Absorption vs Variable Costing Advantages and Disadvantages
The following includes absorption vs variable costing advantages and disadvantages.
Variable Costing Disadvantages and Advantages
Variable costing may provide a clearer picture of the actual incremental costs associated with a specific product. Essentially, the variable costing method can give those concerned with financial records an accurate representation of what actually goes into the costs of producing. Proponents of variable costing argue that fixed manufacturing overhead costs are incurred regardless of production volume. Therefore, they should not be considered in product-related decision-making. Therefore, variable costing method users can enjoy a reported cost that is representative of the actual inputs to the products. However, by ignoring fixed manufacturing overhead costs, variable costing may understate a product’s overall cost. The manufacturing overhead is important. This is because, though the costs included in overhead do not contribute directly to the creation of the product, there is still some residual effect on the production which drives up the cost to produce.
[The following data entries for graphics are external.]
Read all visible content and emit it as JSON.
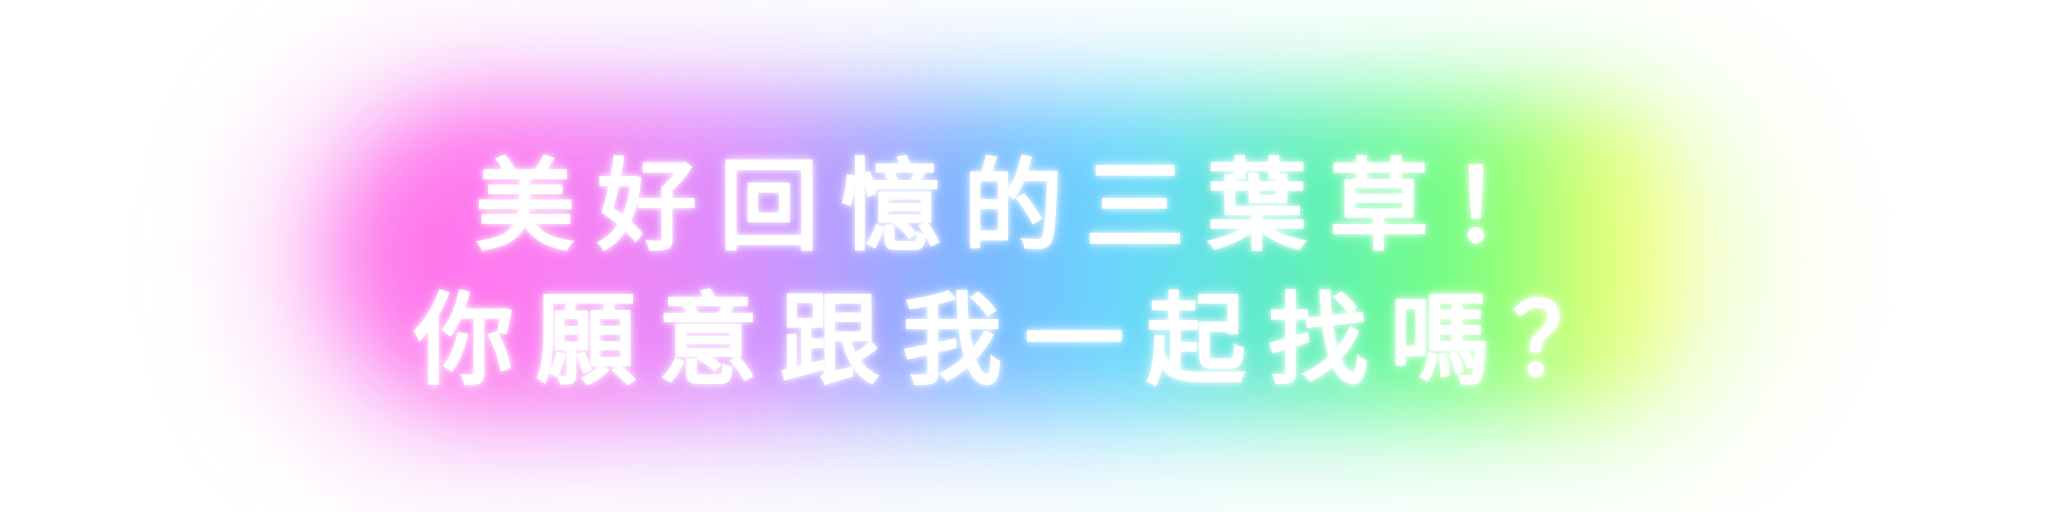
{
  "banner": {
    "line1": "美好回憶的三葉草！",
    "line2": "你願意跟我一起找嗎？"
  },
  "colors": {
    "background": "#ffffff",
    "text": "#ffffff",
    "glow_stops": [
      "#ff6ee8",
      "#d98cff",
      "#76b6ff",
      "#63d9ff",
      "#57f0ba",
      "#74ff78",
      "#f0ff70"
    ]
  }
}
Absorption Costing Disadvantages and Advantages
In contrast to the variable costing method, absorption costing may provide a fuller picture of a product’s cost by including fixed manufacturing overhead costs. A proponent of this method would argue that it is most effective. This is because, simply enough, all the possible costs are included. This method gives a company or organization a more accurate view of the products importance from an economic standpoint.
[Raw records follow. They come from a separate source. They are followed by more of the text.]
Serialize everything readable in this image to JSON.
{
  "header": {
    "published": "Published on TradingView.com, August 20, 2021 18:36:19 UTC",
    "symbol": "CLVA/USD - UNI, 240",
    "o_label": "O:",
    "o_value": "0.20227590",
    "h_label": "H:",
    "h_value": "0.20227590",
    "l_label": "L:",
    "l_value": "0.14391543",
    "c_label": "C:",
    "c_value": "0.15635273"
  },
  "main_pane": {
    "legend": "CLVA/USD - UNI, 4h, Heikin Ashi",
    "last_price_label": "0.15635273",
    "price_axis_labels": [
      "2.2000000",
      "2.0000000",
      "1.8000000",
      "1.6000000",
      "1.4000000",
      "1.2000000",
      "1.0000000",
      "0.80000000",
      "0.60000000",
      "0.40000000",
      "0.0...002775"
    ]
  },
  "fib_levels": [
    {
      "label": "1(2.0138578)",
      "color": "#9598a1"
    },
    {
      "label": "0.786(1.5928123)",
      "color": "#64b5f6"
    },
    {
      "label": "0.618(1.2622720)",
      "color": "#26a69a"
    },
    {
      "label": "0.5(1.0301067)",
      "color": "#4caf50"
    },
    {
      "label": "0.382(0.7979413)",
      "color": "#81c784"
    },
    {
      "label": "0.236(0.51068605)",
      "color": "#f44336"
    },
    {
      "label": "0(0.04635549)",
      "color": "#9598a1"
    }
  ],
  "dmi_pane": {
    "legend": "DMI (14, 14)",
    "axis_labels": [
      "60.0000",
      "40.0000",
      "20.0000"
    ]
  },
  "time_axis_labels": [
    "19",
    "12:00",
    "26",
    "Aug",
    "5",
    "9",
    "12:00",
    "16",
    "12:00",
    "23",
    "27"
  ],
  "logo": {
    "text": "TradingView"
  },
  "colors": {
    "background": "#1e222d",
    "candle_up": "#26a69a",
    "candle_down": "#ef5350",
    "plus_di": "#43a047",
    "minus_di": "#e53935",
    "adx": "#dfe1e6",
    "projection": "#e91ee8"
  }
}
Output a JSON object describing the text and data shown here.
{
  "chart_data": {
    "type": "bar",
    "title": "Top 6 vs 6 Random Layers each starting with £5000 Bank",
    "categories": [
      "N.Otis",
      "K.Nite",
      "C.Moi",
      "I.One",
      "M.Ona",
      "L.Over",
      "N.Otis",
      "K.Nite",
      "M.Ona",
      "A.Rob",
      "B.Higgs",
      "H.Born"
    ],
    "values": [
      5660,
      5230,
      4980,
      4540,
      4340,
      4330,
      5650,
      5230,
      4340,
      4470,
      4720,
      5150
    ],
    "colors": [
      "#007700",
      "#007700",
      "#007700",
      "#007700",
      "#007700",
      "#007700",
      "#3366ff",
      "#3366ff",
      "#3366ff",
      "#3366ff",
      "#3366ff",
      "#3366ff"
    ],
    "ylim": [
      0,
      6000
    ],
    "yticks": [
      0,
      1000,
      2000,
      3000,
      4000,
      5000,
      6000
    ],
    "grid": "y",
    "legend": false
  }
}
If the product is turning over a good amount of revenue in the absorption costing method, then it is turning over revenue in addition to the unrelated costs of production. However, absorption costing ignores the differential usage of indirect resources across products or product lines. Also, you can use absorption costing as an accounting trick to increase net income by moving fixed manufacturing overhead costs from the income statement to the balance sheet. Do this by simply increasing production volume disproportionately to sales volume.